How do advertisers acquire ad space?
Depending on their budget, goals, and strategy, advertisers can acquire ad space from publishers in several different ways, chiefly the following:
- Direct deals: An advertiser chooses to purchase ad inventory directly from a site or platform publisher. In this case, the two parties will negotiate the details of the deal, including the ad types, ad placements, and pricing, without the assistance of an intermediary.
- Ad networks: An advertiser purchases the ad space via a third-party ad network. These networks act as intermediaries between advertisers and publishers, aggregating ad inventory from a wide variety of supply sources and distributing them at scale across a variety of platforms.
- Programmatic advertising: An advertiser uses a software tool known as a demand-side platform (DSP) to automate the purchase of ad space. The DSP will connect to ad networks and use the advertiser’s targeting settings and machine learning to match them with publishers that have relevant audiences. It will then use real-time bidding (RTB) to automatically submit an offer for those publishers’ inventory when users visit their platform.
What pricing models do advertisers and publishers use?
Depending on their objectives, advertisers will purchase ad space from publishers using different pricing models. The most widely used models include:
- Cost Per Mile (CPM): Advertisers pay publishers for ad inventory on the basis of how many impressions the ad space generates, typically at a fixed rate per 1,000 impressions.
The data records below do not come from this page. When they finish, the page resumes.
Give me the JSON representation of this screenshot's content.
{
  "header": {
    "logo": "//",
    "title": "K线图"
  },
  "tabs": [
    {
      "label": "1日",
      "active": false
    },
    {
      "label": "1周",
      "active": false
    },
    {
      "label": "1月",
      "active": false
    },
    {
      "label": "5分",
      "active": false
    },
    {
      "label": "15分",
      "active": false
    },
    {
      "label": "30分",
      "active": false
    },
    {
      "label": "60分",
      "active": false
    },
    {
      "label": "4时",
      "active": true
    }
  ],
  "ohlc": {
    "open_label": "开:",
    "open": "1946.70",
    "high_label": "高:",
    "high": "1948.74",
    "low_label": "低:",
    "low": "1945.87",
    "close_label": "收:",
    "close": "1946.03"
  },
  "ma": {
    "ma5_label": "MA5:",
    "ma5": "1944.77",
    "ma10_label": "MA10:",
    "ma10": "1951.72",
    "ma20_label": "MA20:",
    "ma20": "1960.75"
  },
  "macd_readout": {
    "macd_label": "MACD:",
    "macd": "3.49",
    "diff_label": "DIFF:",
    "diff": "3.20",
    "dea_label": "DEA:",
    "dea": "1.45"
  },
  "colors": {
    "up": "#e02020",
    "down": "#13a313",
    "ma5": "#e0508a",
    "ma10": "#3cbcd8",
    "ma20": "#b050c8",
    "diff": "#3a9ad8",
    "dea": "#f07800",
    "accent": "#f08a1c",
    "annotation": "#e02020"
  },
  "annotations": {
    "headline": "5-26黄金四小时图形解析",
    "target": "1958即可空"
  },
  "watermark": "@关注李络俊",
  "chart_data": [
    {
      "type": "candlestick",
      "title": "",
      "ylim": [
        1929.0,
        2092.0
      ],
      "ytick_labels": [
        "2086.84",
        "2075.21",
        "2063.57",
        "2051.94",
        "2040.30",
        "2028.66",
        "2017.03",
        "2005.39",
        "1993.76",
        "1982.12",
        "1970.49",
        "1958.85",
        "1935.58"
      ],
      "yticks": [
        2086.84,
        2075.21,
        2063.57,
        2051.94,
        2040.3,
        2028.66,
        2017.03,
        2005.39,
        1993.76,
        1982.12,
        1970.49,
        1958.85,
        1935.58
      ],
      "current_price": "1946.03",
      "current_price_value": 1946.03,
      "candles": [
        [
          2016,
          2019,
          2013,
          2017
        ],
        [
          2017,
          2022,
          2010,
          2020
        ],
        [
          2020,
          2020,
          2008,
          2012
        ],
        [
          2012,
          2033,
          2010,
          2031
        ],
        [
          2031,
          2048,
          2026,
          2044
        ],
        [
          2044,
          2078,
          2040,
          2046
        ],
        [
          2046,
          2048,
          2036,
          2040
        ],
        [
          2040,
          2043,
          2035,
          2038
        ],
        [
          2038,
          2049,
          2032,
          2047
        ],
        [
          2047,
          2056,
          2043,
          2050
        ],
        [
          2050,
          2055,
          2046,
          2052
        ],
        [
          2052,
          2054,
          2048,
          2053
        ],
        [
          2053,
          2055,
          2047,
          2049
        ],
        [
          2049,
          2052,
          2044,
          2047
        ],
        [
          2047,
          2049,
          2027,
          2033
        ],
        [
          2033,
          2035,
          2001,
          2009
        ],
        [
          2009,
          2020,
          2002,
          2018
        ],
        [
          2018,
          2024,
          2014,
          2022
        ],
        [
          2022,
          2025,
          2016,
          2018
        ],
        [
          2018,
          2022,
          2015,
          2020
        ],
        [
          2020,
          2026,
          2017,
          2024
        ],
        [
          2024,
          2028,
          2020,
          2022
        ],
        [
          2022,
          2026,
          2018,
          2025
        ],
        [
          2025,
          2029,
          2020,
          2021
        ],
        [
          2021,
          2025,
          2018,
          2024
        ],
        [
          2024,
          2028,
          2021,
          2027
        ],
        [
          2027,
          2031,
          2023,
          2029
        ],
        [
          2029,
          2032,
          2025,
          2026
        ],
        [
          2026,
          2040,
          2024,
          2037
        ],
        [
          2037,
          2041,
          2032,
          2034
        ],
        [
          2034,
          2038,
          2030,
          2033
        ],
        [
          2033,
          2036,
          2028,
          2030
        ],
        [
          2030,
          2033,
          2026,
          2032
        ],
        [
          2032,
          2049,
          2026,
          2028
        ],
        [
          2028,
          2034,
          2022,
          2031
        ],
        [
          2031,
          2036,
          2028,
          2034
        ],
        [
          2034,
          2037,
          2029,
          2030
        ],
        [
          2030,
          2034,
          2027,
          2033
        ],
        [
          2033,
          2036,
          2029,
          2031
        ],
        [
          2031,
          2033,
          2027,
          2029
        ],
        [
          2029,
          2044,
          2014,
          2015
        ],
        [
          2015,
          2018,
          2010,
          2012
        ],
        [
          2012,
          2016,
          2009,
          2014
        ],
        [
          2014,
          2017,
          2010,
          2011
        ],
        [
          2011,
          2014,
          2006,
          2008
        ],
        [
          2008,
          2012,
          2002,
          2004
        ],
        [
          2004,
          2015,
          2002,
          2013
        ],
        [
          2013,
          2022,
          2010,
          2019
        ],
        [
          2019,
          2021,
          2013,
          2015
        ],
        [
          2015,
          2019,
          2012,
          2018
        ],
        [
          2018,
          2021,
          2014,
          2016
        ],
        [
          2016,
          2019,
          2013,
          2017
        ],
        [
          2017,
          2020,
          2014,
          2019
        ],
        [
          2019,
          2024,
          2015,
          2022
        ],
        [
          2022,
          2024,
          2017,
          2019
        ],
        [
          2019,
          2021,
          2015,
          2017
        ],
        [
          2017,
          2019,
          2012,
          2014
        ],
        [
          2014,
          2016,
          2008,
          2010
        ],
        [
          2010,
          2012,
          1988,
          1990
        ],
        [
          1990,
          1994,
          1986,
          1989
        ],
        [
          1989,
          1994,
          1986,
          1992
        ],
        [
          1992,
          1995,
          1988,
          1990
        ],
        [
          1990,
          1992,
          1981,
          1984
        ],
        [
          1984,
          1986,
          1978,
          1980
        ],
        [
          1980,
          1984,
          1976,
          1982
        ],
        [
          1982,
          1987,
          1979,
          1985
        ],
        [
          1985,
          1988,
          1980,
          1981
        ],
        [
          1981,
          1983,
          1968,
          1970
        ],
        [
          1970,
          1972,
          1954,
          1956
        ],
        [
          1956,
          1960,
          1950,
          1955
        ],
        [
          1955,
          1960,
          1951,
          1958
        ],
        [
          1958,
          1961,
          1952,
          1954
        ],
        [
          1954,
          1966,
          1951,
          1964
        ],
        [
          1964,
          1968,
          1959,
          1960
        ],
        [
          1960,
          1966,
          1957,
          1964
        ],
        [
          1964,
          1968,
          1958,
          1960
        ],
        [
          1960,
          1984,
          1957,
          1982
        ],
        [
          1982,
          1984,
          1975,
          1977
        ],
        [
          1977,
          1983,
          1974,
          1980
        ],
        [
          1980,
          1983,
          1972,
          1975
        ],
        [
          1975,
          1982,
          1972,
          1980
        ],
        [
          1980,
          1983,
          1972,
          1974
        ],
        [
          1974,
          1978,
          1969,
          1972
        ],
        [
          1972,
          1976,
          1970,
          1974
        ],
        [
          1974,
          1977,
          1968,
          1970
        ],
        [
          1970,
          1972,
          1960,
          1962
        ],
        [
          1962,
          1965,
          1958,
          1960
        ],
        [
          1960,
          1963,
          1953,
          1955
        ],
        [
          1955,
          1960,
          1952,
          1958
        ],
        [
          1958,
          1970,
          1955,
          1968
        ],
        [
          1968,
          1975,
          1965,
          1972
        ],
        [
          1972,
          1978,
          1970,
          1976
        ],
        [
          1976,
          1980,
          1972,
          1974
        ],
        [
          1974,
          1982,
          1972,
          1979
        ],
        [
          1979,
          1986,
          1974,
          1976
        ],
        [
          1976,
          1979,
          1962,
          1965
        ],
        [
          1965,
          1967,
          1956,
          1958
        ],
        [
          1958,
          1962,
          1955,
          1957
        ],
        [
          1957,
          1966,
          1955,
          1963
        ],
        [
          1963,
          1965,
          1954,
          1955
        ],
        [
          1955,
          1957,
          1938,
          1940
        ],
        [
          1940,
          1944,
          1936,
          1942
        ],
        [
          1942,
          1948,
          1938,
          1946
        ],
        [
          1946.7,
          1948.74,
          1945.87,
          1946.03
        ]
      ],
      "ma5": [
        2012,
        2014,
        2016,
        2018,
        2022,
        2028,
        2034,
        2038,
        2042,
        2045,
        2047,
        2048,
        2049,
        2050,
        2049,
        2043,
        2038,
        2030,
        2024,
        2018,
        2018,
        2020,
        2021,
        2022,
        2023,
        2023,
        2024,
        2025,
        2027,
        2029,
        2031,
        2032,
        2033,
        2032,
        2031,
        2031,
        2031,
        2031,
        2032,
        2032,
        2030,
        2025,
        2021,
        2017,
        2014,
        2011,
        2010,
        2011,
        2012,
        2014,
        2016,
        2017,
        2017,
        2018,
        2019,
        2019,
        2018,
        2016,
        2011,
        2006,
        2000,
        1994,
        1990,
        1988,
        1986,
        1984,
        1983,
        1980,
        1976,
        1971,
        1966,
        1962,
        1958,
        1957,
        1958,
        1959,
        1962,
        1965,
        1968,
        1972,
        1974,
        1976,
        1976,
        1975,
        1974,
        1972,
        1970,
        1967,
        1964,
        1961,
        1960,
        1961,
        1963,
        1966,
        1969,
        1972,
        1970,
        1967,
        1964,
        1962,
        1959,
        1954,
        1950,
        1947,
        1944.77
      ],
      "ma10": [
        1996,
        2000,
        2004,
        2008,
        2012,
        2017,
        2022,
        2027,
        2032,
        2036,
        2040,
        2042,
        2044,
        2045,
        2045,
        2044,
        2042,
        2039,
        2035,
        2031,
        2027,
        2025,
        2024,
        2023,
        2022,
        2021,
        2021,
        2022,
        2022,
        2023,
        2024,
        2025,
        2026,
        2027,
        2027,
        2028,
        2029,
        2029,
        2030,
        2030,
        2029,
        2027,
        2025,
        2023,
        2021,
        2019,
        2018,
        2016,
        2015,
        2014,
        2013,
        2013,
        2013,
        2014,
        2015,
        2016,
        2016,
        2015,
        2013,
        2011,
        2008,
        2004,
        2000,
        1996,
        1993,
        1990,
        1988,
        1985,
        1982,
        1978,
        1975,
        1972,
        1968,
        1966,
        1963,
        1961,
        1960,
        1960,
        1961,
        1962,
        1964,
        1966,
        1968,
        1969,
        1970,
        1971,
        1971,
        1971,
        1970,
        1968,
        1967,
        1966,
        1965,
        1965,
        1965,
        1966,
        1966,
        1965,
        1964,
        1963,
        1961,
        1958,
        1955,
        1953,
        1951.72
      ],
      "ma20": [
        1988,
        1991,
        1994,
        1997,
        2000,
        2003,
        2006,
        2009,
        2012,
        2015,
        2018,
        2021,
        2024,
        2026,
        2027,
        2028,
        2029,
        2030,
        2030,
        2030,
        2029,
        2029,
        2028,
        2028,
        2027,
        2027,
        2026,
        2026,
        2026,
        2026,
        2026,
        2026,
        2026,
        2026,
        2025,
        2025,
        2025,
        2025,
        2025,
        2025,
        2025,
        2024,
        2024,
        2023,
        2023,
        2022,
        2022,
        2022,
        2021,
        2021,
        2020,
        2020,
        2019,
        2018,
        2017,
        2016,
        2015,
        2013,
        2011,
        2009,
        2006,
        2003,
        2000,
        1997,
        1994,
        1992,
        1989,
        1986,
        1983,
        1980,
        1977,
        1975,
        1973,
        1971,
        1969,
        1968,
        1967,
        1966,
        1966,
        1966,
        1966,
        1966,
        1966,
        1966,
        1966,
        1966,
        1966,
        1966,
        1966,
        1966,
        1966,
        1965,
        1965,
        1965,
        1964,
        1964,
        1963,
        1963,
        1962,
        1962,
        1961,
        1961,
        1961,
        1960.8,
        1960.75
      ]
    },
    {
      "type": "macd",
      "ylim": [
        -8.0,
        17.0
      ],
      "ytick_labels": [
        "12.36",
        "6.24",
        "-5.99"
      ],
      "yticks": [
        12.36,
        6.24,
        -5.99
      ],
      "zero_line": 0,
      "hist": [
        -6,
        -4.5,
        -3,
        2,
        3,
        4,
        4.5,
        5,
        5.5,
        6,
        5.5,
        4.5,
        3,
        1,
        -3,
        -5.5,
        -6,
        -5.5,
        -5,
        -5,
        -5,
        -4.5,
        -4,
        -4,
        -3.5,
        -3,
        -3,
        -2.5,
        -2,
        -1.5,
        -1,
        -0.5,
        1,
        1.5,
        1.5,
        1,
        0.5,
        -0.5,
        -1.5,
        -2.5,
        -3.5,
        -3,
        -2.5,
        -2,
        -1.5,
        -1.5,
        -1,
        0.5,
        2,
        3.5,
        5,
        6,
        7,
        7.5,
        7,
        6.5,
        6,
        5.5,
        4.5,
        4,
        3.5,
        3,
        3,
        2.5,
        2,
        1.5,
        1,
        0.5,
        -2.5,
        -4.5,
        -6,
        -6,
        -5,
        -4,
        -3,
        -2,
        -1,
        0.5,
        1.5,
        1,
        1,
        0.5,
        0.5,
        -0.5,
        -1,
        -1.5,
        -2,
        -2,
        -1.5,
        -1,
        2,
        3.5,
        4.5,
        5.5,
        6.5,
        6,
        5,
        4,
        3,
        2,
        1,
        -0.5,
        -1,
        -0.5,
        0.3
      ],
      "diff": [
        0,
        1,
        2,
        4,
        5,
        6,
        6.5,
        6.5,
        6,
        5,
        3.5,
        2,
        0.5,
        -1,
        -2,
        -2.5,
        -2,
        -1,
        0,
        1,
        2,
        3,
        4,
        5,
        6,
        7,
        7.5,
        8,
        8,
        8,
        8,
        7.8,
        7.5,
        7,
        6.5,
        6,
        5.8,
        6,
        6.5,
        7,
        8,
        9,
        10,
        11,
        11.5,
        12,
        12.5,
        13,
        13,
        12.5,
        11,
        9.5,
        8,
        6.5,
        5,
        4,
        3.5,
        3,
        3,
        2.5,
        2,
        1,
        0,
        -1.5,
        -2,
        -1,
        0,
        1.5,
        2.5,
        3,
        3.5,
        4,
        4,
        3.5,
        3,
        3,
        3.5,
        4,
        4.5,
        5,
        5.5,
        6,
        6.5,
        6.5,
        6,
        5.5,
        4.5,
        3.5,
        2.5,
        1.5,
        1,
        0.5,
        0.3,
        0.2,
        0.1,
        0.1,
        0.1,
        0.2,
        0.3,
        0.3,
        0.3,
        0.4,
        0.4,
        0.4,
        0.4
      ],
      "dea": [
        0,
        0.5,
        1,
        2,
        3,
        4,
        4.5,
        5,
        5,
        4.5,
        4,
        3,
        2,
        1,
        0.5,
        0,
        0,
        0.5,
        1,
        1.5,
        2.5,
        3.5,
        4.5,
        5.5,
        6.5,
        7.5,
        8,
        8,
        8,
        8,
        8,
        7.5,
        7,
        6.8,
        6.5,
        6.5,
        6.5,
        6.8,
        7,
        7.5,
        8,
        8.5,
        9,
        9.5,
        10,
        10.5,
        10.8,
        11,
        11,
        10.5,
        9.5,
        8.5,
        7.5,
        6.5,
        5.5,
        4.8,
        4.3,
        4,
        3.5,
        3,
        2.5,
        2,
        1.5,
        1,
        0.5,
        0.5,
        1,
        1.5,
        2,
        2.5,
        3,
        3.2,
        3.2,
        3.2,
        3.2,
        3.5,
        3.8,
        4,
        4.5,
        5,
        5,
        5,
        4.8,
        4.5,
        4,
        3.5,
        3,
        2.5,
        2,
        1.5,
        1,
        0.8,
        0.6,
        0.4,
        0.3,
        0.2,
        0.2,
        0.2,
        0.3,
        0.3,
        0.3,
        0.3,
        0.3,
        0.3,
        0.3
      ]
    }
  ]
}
This model is usually used by advertisers looking to build brand awareness.
- Cost Per View (CPV): An advertiser pays a publisher for each time their video ad is actively viewed. Viewers must watch a specified portion of the ad to meet the threshold for payment. This is usually used to build awareness via video-sharing sites.
- Cost Per Click (CPC): The advertiser pays the publisher each time a user clicks on their ad. This model is intended to help advertisers drive engagement by building site traffic, increasing product usage, or generating leads.
- Cost Per Acquisition (CPA): Advertisers pay publishers for each instance where a user performs a desired action, such as purchases, downloads, or sign-ups. This model is used by advertisers that have built awareness and engagement and are focused on making measurable gains through conversions.